FISMA Cybersecurity Compliance
FISMA requires federal agencies and their contractors to develop, document, and implement an information security program for the information and systems that support and protect its operations and assets.
The Federal Information Security Modernization Act (FISMA), first passed in 2002 and amended in 2014, applies to unclassified federal information and information systems used by federal agencies or contractors working with federal agencies.
Federal Information Security Modernization Act (FISMA)
FISMA requires protections against the unauthorized access, use, disclosure, modification, or destruction of information that an agency collects or maintains or that is collected or maintained on behalf of any agency. FISMA also requires the National Institute of Standards and Technology (NIST) to establish minimum security requirements
As part of the larger Electronic Government Act of 2002, FISMA was initially called the Federal Information Security Management Act of 2002; it was later amended and renamed the Federal Information Security Modernization Act of 2014.
Agencies and contractors have to submit a FISMA security authorization package to show they are compliant; it includes a FIPS 199 security categorization worksheet, privacy threshold assessment/privacy impact assessment, system security plan, security assessment plan, security assessment report, and supporting documents (i.e., information security policies, rules of behavior, IT contingency plan, confirmation management plan, and incident response plan).

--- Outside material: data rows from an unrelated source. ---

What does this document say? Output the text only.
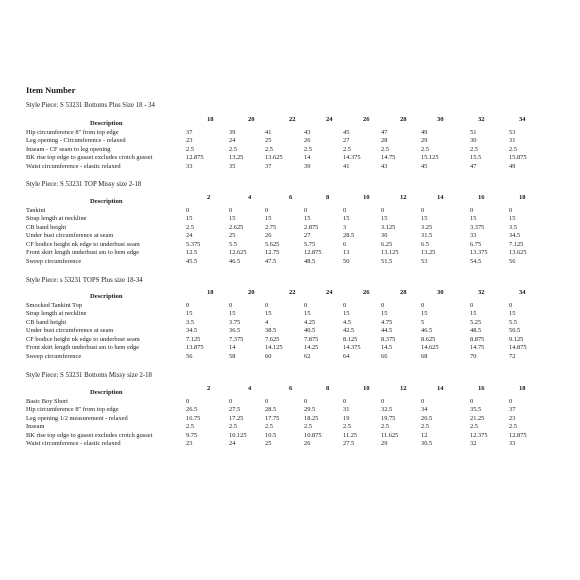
Item Number
Style Piece: S 53231 Bottoms Plus Size 18 - 34
Description
18	20	22	24	26	28	30	32	34
Hip circumference 8" from top edge	37	39	41	43	45	47	49	51	53
Leg opening - Circumference - relaxed	23	24	25	26	27	28	29	30	31
Inseam - CF seam to leg opening	2.5	2.5	2.5	2.5	2.5	2.5	2.5	2.5	2.5
BK rise top edge to gusset excludes crotch gusset	12.875	13.25	13.625	14	14.375	14.75	15.125	15.5	15.875
Waist circumference - elastic relaxed	33	35	37	39	41	43	45	47	49
Style Piece: S 53231 TOP Missy size 2-18
Description
2	4	6	8	10	12	14	16	18
Tankini	0	0	0	0	0	0	0	0	0
Strap length at neckline	15	15	15	15	15	15	15	15	15
CB band height	2.5	2.625	2.75	2.875	3	3.125	3.25	3.375	3.5
Under bust circumference at seam	24	25	26	27	28.5	30	31.5	33	34.5
CF bodice height nk edge to underbust seam	5.375	5.5	5.625	5.75	6	6.25	6.5	6.75	7.125
Front skirt length underbust sm to hem edge	12.5	12.625	12.75	12.875	13	13.125	13.25	13.375	13.625
Sweep circumference	45.5	46.5	47.5	48.5	50	51.5	53	54.5	56
Style Piece: s 53231 TOPS Plus size 18-34
Description
18	20	22	24	26	28	30	32	34
Smocked Tankini Top	0	0	0	0	0	0	0	0	0
Strap length at neckline	15	15	15	15	15	15	15	15	15
CB band height	3.5	3.75	4	4.25	4.5	4.75	5	5.25	5.5
Under bust circumference at seam	34.5	36.5	38.5	40.5	42.5	44.5	46.5	48.5	50.5
CF bodice height nk edge to underbust seam	7.125	7.375	7.625	7.875	8.125	8.375	8.625	8.875	9.125
Front skirt length underbust sm to hem edge	13.875	14	14.125	14.25	14.375	14.5	14.625	14.75	14.875
Sweep circumference	56	58	60	62	64	66	68	70	72
Style Piece: S 53231 Bottoms Missy size 2-18
Description
2	4	6	8	10	12	14	16	18
Basic Boy Short	0	0	0	0	0	0	0	0	0
Hip circumference 8" from top edge	26.5	27.5	28.5	29.5	31	32.5	34	35.5	37
Leg opening 1/2 measurement - relaxed	16.75	17.25	17.75	18.25	19	19.75	20.5	21.25	23
Inseam	2.5	2.5	2.5	2.5	2.5	2.5	2.5	2.5	2.5
BK rise top edge to gusset excludes crotch gusset	9.75	10.125	10.5	10.875	11.25	11.625	12	12.375	12.875
Waist circumference - elastic relaxed	23	24	25	26	27.5	29	30.5	32	33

Cerberus Sentinel’s FISMA compliance experts solution can assist organizations with undergoing the security authorization and assessment process and annual continuous monitoring requirements necessary to maintain FISMA compliance.
Security controls and assessments are based on NIST Special Publications (SP) 800-53, Security and Privacy Controls for Federal Information Systems and Organizations, and the security authorization must be consistent with NIST SP 800-37, Risk Management Framework for Information systems and Organizations: A System Life Cycle Approach for Security and Privacy.
FISMA also relies on several other NIST SPs, most notably: 800-30, Guide for Conducting Risk Assessments, 800-34, Contingency Planning Guide for Federal Information Systems, 800-39, Managing Information Security Risk, 800-60, Mapping Information Types to Security Categories, 800-128, Security Focused Configuration Management, and 800-137, Information Security Continuous Monitoring.
FISMA also made meeting Federal Information Processing Standards (FIPS) 199 – Standards for Security Categorization and FIPS 200 – Minimum Security Requirements mandatory for federal organizations and contractors working with agencies. The NIST 800-37’s RMF is key to categorizing and selecting FIPS 199 and FIPS 200 controls.